For about its first 15 minutes, David and Stéphane Foenkinos’ debut feature, Delicacy, looks like it’s going to be that rare down-to-earth screen romance: about a happy couple who get hitched and then deal with meddling in-laws, work stress, and all the other minor aggravations that make the early years of marriage such an adventure. Instead, Delicacy’s sweet opening scenes are just establishing a baseline, showing us what protagonist Audrey Tautou loses when her husband is fatally struck by a car while out for a jog. And then the scenes that immediately follow his death—in which Tautou decides to overcome her grief by becoming a dynamo at her job—establishes another baseline, showing what she complicates when she impulsively jumps into a relationship with awkward Swede François Damiens a couple of years later.
Delicacy strikes an odd tone, moving not-always-smoothly from realistic observations about loneliness and affection to fanciful expressions of love’s overpowering emotions. The Foenkinos swirl the camera around Tautou and her doomed husband after he proposes to her, and they skip across days, months, and years with clever transitions, matching gestures from one time to another, all while employing a tinkly music-box score. But then they’ll drop the quirks altogether and watch quietly as Tautou stumbles across the book she was reading when she heard the news about the accident, or they’ll spend time with Tautou and her best friend, who’s worried that she can’t tell Tautou about her pregnancy without upsetting her. The movie is caught between the poignancy of the everyday and the exaggerations of fiction.

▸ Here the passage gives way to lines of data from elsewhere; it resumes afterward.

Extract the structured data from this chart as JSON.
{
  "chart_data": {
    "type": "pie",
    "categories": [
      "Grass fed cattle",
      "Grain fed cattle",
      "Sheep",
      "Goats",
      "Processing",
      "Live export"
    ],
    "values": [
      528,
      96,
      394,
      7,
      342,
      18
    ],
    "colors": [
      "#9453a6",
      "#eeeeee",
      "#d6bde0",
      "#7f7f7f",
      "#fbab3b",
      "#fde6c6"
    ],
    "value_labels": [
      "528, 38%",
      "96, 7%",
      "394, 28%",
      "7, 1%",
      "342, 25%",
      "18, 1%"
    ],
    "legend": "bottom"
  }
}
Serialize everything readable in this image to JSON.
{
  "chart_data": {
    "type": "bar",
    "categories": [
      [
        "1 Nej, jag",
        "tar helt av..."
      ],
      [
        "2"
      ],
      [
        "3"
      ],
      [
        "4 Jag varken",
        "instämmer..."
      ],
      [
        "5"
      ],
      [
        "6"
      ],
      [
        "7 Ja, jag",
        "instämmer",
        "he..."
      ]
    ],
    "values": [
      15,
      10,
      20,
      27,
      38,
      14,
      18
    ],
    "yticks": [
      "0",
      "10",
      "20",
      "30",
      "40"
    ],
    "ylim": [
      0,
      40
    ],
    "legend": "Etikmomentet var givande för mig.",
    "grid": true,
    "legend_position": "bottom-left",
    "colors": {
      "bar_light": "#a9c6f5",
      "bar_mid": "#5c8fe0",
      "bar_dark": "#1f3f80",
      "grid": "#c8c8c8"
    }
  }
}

The latter especially takes hold when Tautou’s jealous boss (Bruno Todeschini) decides to interfere with her new relationship. The Foenkinos overplay Damiens’ homeliness throughout, making it seem like Tautou’s public affection for someone so schlubby is some kind of radical act. And yet whenever it seems that Delicacy is getting too broad—as in a sequence where a giddy Damiens walks down the street and imagines himself as a chick-magnet, like in a body-spray commercial—the Foenkinos come back with something genuinely moving, including a graceful final moment in which Damiens imagines the entire arc of Tautou’s life. Everything that’s well-observed and frustrating about Delicacy can be summed up in a brief scene of Damiens and Tautou chatting online. Before they begin, Damiens sprays cologne on himself, which is a dopey, unnecessary gag. It says much more about who he is that while Tautou’s avatar is a photo of herself, his is the generic human outline. More of that latter kind of detail and less of the former would’ve made Delicacy something truly special.